While pretty much every such hoard makes their attempt at the truest interpretation of any given design, it is the variation between these takes that keeps us, the audience, coming back to the trough, hungry for more of whatever it is they’ve dished up this time. Some companies focus on one specific brand of textural torture, while others like Danish battalion TC Electronic keep a well-stocked armoury of just about every device of sonic warfare you can imagine. The newest addition to their sonic smorgasbord is the Gauss Tape Echo pedal.

 

Tape Echo is one of those funny effects where the malfunction of devices originally designed to deliver it is essentially what players crave. Any studio bound audiophile will attest to just how embarrassing and annoying an original Roland RE-201 Space Echo can be if and when it decides to pack up mid-take, and not to mention fiddly to repair. However, when they do work, the lush, womb-like warmth of the repeats emanating from those temperamental tape heads is the stuff of dreams, hence why there are so many pedals on the market that aim to emulate it.
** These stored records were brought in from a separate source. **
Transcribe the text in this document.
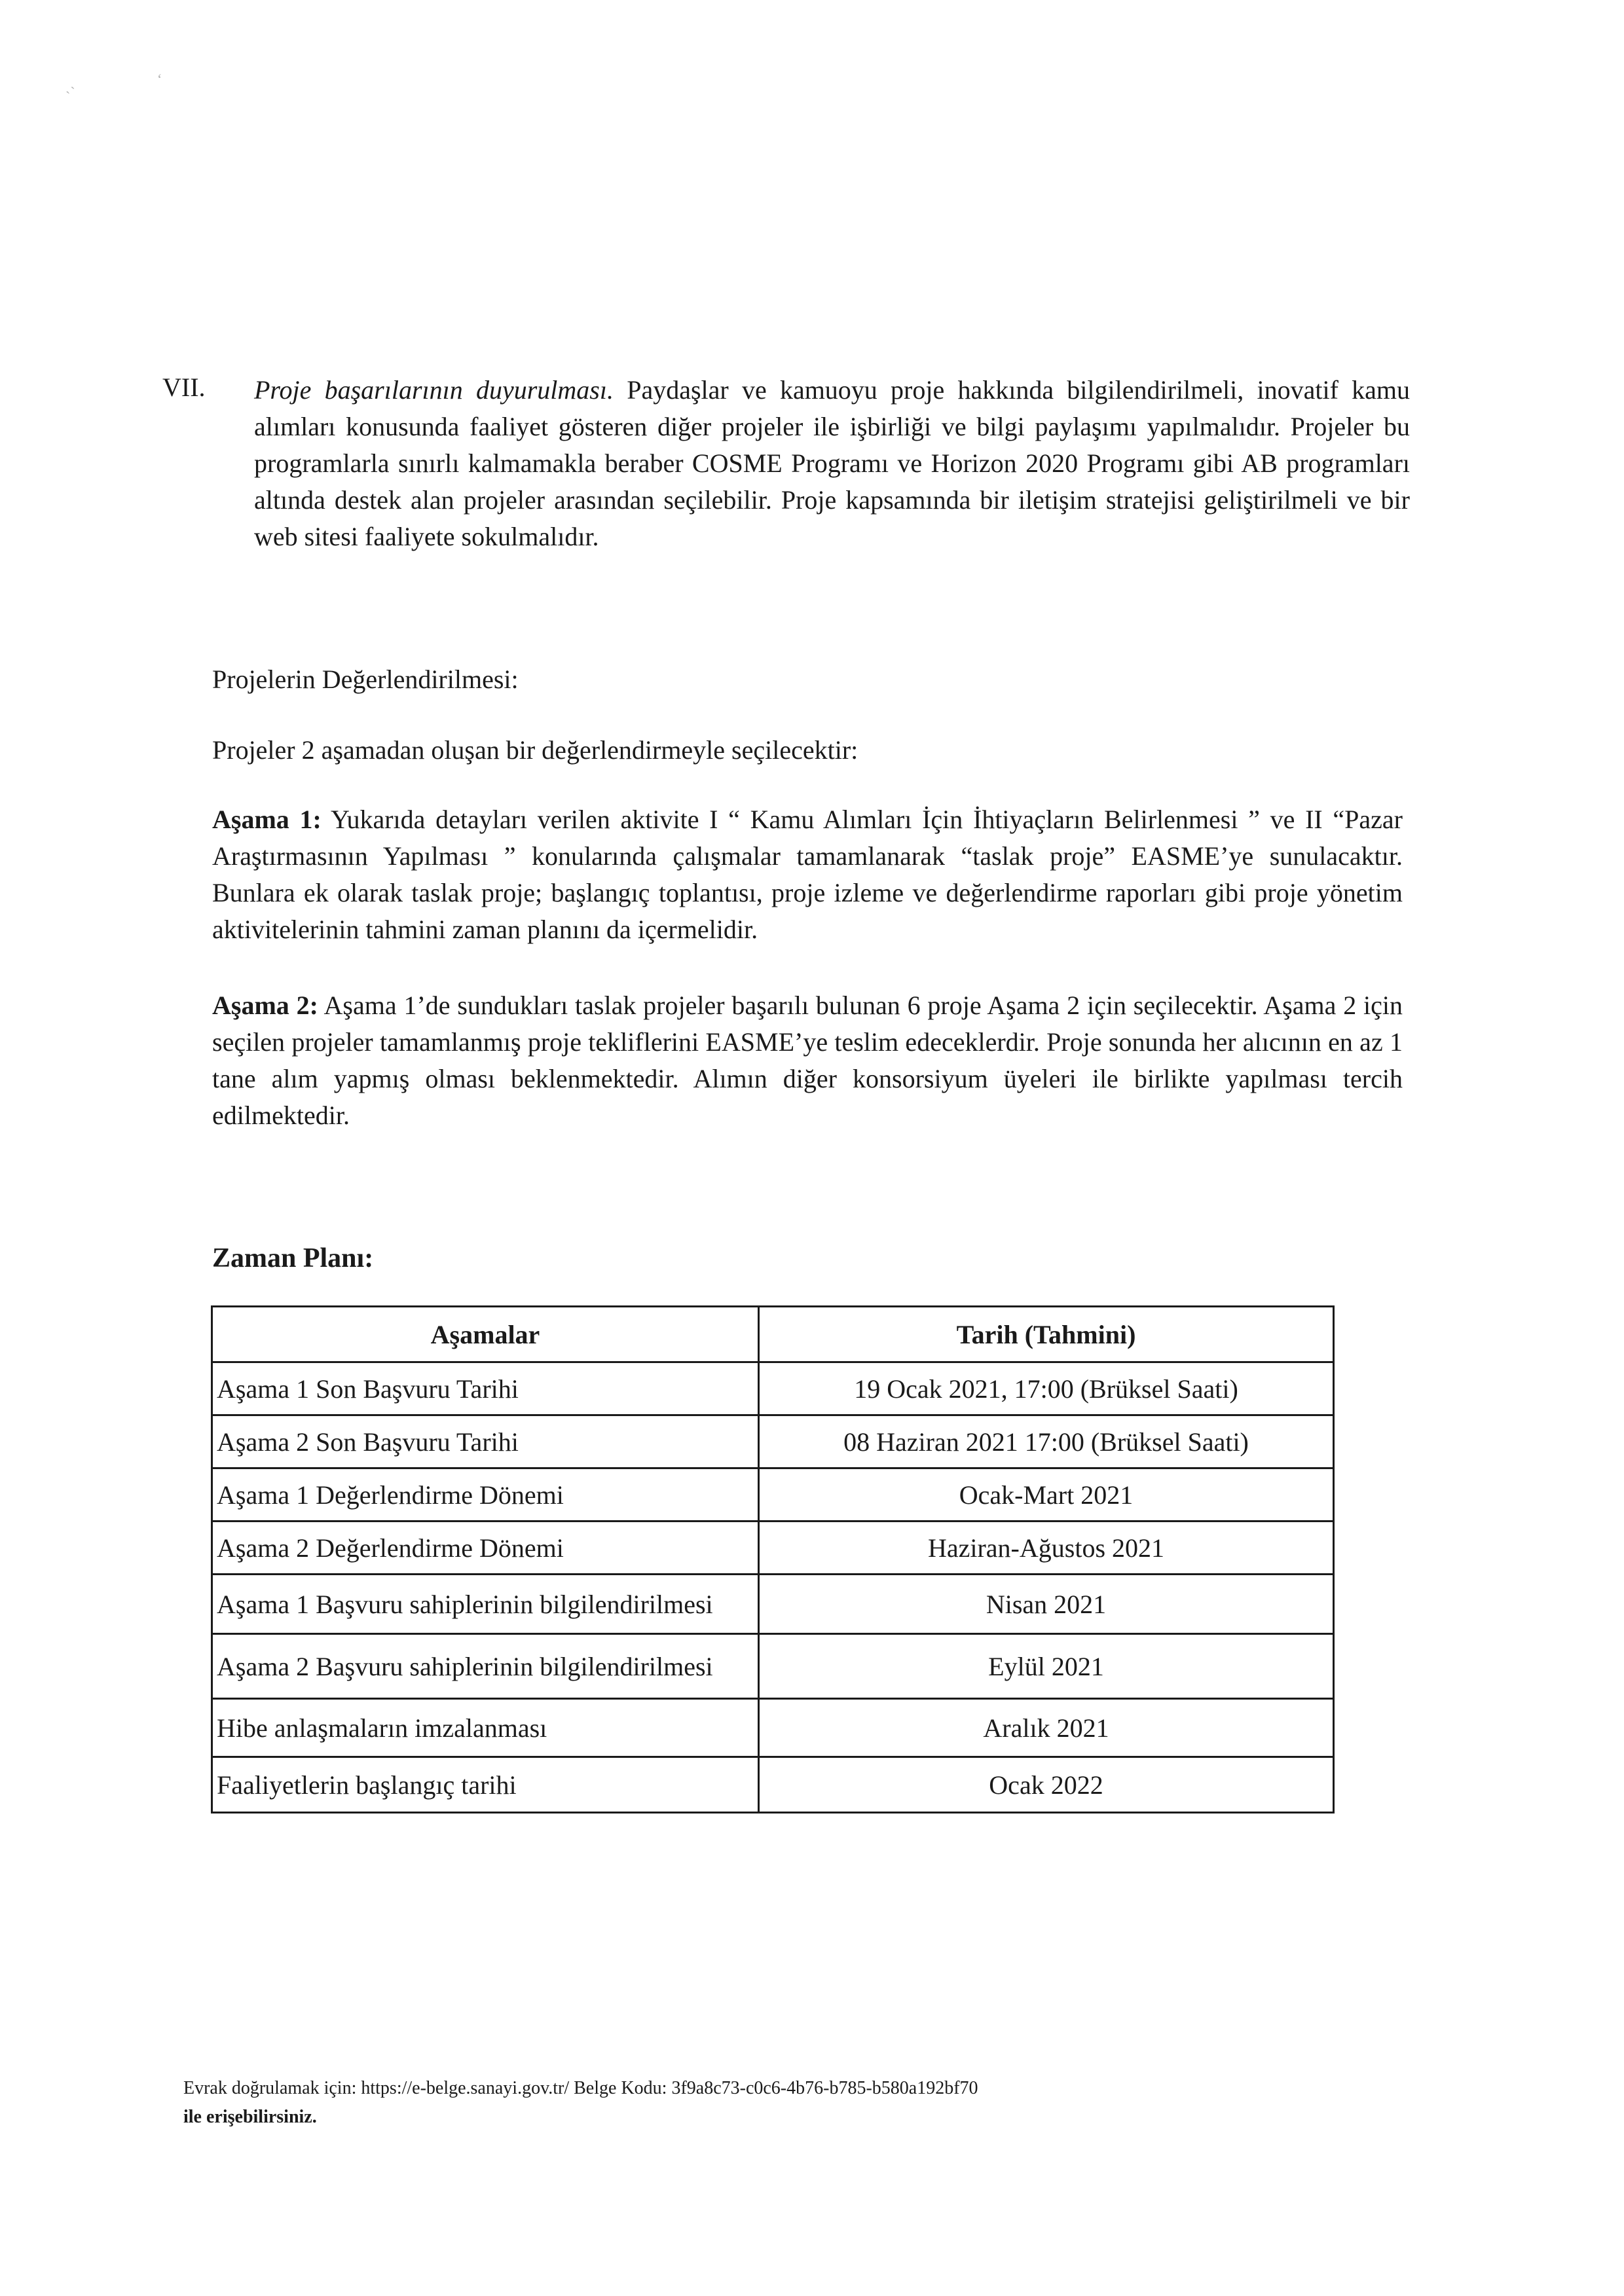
ˏ˴	ʻ
VII. Proje başarılarının duyurulması. Paydaşlar ve kamuoyu proje hakkında bilgilendirilmeli, inovatif kamu alımları konusunda faaliyet gösteren diğer projeler ile işbirliği ve bilgi paylaşımı yapılmalıdır. Projeler bu programlarla sınırlı kalmamakla beraber COSME Programı ve Horizon 2020 Programı gibi AB programları altında destek alan projeler arasından seçilebilir. Proje kapsamında bir iletişim stratejisi geliştirilmeli ve bir web sitesi faaliyete sokulmalıdır.

Projelerin Değerlendirilmesi:
Projeler 2 aşamadan oluşan bir değerlendirmeyle seçilecektir:
Aşama 1: Yukarıda detayları verilen aktivite I “ Kamu Alımları İçin İhtiyaçların Belirlenmesi ” ve II “Pazar Araştırmasının Yapılması ” konularında çalışmalar tamamlanarak “taslak proje” EASME’ye sunulacaktır. Bunlara ek olarak taslak proje; başlangıç toplantısı, proje izleme ve değerlendirme raporları gibi proje yönetim aktivitelerinin tahmini zaman planını da içermelidir.
Aşama 2: Aşama 1’de sundukları taslak projeler başarılı bulunan 6 proje Aşama 2 için seçilecektir. Aşama 2 için seçilen projeler tamamlanmış proje tekliflerini EASME’ye teslim edeceklerdir. Proje sonunda her alıcının en az 1 tane alım yapmış olması beklenmektedir. Alımın diğer konsorsiyum üyeleri ile birlikte yapılması tercih edilmektedir.
Zaman Planı:
Aşamalar	Tarih (Tahmini)
Aşama 1 Son Başvuru Tarihi	19 Ocak 2021, 17:00 (Brüksel Saati)
Aşama 2 Son Başvuru Tarihi	08 Haziran 2021 17:00 (Brüksel Saati)
Aşama 1 Değerlendirme Dönemi	Ocak-Mart 2021
Aşama 2 Değerlendirme Dönemi	Haziran-Ağustos 2021
Aşama 1 Başvuru sahiplerinin bilgilendirilmesi	Nisan 2021
Aşama 2 Başvuru sahiplerinin bilgilendirilmesi	Eylül 2021
Hibe anlaşmaların imzalanması	Aralık 2021
Faaliyetlerin başlangıç tarihi	Ocak 2022
Evrak doğrulamak için: https://e-belge.sanayi.gov.tr/ Belge Kodu: 3f9a8c73-c0c6-4b76-b785-b580a192bf70
ile erişebilirsiniz.
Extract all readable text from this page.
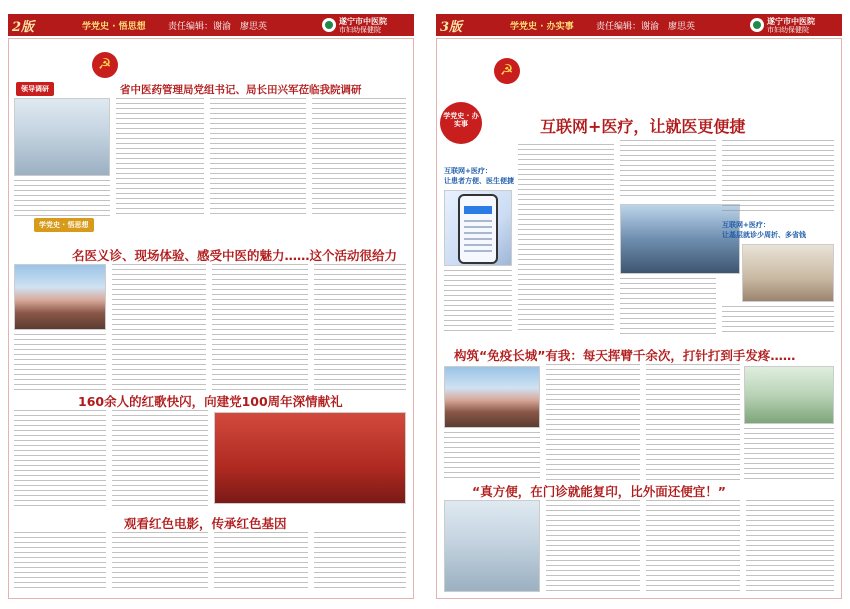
2版	学党史 · 悟思想 责任编辑：谢渝　廖思英
遂宁市中医院
市妇幼保健院
☭
领导调研	省中医药管理局党组书记、局长田兴军莅临我院调研
学党史 · 悟思想
名医义诊、现场体验、感受中医的魅力……这个活动很给力
160余人的红歌快闪，向建党100周年深情献礼
观看红色电影，传承红色基因
3版	学党史 · 办实事 责任编辑：谢渝　廖思英
遂宁市中医院
市妇幼保健院
☭
学党史 · 办实事	互联网+医疗，让就医更便捷
互联网+医疗：
让患者方便、医生便捷
互联网+医疗：
让基层就诊少周折、多省钱
构筑“免疫长城”有我：每天挥臂千余次，打针打到手发疼……
“真方便，在门诊就能复印，比外面还便宜！”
Some definitely go over the top with hiss and crackle and introduce quickly crescendoing self-oscillation to the table, but to me this complicates an already complicated echo sound. This is where the Gauss steps in.

 

Three knobs and a simple switch control the bare necessities atop the spare, army green chassis. Delay controls the time between repeats, sustain the number of times they appear, and volume is a welcome blend of effected and dry signal. The mod on/ off switch instantly ages the ‘tape’ at your behest, peppering your signal with a subtle amount of dreamy warble and almost chorus-like sheen.

 

 

TC has done well, as they usually do, to keep this design as neat and tidy as possible, shying away from the imitation vintage grime that most other manufacturers use to gussy up their models.Gauss gives you the kind of healthy warmth and cleanliness a tape machine would have had straight out of the box rather than acting like a broken down version, which makes for a much more user-friendly tonal fingerprint. There is less mud and inescapable hiss and much more headroom, rendering it perfect for either before or after your drives and other effects.

 

There is a sense of Scandinavian cleanliness and efficiency in the output of every TC Electronic pedal I’ve been lucky enough to try. They have a real knack for taking something that so many other people do and polishing it up, knocking off all the rough edges to add a sense of order and clarity even when the opposite is what is called for. The Gauss is one of the most easy to listen to as well as dial-in Tape Echo pedals I’ve tried.